Taken together, this paints a picture of the worst kind of bureaucracy — one where officers will reject applications so they can “move on to their next task,” ignore old applications in favour of processing new ones within six months, and leave applicants in the dark about what’s going on.

The Solution

There’s various different ways to help fix immigration, ranging from banal to revolutionary.

First, there’s what’s already happening: the IRCC can hire more officers to process cases, and commit to implementing the steps that the Information Commissioner has outlined to improve transparency. That’s the easy stuff.

The government can also abolish the medical exam and the invasive questioning of immediate family members’ medical conditions. Both are ableist and exclusionary: health shouldn’t be a factor in immigration, which is fundamentally an economic or labour issue.

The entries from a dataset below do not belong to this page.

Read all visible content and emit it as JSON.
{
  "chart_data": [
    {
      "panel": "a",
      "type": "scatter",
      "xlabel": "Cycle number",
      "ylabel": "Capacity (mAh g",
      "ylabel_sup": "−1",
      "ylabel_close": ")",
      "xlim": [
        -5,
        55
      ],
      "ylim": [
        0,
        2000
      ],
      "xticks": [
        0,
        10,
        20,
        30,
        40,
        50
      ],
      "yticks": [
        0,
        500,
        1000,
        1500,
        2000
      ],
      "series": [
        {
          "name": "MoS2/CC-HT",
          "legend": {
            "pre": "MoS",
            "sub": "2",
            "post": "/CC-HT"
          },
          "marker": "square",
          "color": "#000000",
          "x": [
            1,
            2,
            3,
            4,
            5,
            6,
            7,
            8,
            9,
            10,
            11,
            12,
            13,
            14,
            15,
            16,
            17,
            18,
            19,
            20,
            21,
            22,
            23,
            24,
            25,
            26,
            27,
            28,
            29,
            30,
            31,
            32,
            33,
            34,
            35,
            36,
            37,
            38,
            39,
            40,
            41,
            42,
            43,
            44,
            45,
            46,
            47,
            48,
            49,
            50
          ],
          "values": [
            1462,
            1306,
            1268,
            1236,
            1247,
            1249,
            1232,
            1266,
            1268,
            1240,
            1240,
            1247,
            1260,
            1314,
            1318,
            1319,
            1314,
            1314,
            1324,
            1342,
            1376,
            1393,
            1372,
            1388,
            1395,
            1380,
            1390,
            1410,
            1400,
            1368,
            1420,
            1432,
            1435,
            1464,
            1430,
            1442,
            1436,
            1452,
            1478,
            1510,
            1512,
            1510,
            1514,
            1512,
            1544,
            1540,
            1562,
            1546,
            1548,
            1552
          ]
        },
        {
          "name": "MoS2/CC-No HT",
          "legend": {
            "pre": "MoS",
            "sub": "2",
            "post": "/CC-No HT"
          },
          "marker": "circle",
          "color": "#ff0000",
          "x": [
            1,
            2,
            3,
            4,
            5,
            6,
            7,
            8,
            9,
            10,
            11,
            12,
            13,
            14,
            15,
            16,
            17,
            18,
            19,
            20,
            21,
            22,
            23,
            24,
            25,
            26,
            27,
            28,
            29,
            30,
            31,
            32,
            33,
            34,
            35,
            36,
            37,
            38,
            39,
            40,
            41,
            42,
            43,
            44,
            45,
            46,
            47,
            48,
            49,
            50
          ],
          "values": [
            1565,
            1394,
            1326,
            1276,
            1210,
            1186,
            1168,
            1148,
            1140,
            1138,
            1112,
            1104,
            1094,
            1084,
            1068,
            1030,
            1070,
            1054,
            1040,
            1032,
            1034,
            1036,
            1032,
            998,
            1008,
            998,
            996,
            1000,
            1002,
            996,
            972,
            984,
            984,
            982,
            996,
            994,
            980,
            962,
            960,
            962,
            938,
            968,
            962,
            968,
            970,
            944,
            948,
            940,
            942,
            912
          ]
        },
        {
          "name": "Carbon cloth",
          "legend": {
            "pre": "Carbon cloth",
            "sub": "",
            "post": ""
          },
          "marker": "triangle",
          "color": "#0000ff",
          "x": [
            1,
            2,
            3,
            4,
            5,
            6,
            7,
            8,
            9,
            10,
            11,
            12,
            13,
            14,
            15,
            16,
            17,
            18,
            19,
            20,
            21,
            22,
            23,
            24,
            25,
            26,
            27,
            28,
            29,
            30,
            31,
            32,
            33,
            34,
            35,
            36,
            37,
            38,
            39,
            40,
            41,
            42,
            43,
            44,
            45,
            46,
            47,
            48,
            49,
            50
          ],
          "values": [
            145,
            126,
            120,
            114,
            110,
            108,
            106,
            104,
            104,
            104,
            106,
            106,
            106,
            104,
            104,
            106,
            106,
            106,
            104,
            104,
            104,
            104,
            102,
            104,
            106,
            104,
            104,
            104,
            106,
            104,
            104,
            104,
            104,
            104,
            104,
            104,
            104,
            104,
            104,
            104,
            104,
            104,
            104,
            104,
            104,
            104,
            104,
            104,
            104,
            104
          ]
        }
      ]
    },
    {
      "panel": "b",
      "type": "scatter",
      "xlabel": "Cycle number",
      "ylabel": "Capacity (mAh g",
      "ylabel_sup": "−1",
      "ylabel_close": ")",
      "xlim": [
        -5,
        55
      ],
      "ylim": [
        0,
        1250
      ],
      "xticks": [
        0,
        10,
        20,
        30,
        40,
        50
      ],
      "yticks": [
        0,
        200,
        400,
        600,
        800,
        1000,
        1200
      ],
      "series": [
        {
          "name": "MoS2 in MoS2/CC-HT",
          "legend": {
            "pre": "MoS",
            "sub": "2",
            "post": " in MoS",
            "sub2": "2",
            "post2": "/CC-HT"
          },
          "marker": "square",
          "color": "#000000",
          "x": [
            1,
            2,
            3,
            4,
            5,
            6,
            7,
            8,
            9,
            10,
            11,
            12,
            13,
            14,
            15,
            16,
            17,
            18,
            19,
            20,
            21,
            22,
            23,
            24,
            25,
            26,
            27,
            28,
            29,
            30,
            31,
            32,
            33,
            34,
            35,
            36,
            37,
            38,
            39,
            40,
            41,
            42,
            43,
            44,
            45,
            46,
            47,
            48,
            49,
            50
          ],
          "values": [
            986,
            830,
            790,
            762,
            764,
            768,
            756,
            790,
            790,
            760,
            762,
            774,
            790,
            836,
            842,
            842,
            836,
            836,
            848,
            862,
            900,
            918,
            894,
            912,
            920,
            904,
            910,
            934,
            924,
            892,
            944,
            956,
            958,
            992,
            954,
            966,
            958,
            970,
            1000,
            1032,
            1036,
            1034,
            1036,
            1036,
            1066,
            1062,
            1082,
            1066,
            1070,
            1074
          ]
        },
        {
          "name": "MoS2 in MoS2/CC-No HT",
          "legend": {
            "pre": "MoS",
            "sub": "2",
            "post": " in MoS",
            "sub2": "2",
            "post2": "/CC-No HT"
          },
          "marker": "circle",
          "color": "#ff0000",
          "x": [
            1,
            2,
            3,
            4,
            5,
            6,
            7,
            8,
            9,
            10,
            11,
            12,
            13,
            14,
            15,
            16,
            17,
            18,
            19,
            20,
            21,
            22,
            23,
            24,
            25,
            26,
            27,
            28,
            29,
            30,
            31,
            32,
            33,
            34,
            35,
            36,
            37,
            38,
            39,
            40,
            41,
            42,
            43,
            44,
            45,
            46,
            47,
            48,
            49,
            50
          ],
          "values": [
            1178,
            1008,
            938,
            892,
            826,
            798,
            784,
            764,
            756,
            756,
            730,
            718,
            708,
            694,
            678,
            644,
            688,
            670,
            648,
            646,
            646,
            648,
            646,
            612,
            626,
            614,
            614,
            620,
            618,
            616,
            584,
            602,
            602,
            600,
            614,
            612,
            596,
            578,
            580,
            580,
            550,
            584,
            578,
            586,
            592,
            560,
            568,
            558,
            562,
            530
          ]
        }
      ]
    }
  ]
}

Next, the government can overhaul what programs applicants are eligible under. There’s a whole web of them, depending on if you’re applying provincially or federally, or as a refugee, or through family reunification, or anything else. Anything with work requires a certain level, or sometimes even a certain income threshold; what if the government just allowed every immigrant with a job, no matter its class, to stay?

But immigrants are also less likely to get hired into jobs, full stop. So tying immigration to job status would still lead to migrants being unable to stay due to discriminatory hiring practices. And people shouldn’t be deemed worthy or not based on their employment status anyways; so what if Canada didn’t tie immigration to jobs at all?

What if Canada became a country of open borders?

Many groups have been pushing for this for a long time. Migrant Rights Network, for instance, demands permanent residency for all immigrants — not just the right to stay in Canada indefinitely, but the right to be treated equally to others.

No One Is Illegal is premised on the idea that people migrating in search of a better life should not and cannot be illegal. The group juxtaposes that against the way countries steal land and engage in colonial practices to expand borders. (One of their slogans is “Canada Is Illegal.”)

Canada opening its borders could look like giving all current temporary and undocumented residents leave to stay permanently, without making them apply and pay endless fees to do so. The country could offer language classes instead of language tests, or provide employment training instead of employment barriers.

Instead of kicking away people, why not help them? That’s what a country that welcomes immigrants would really look like.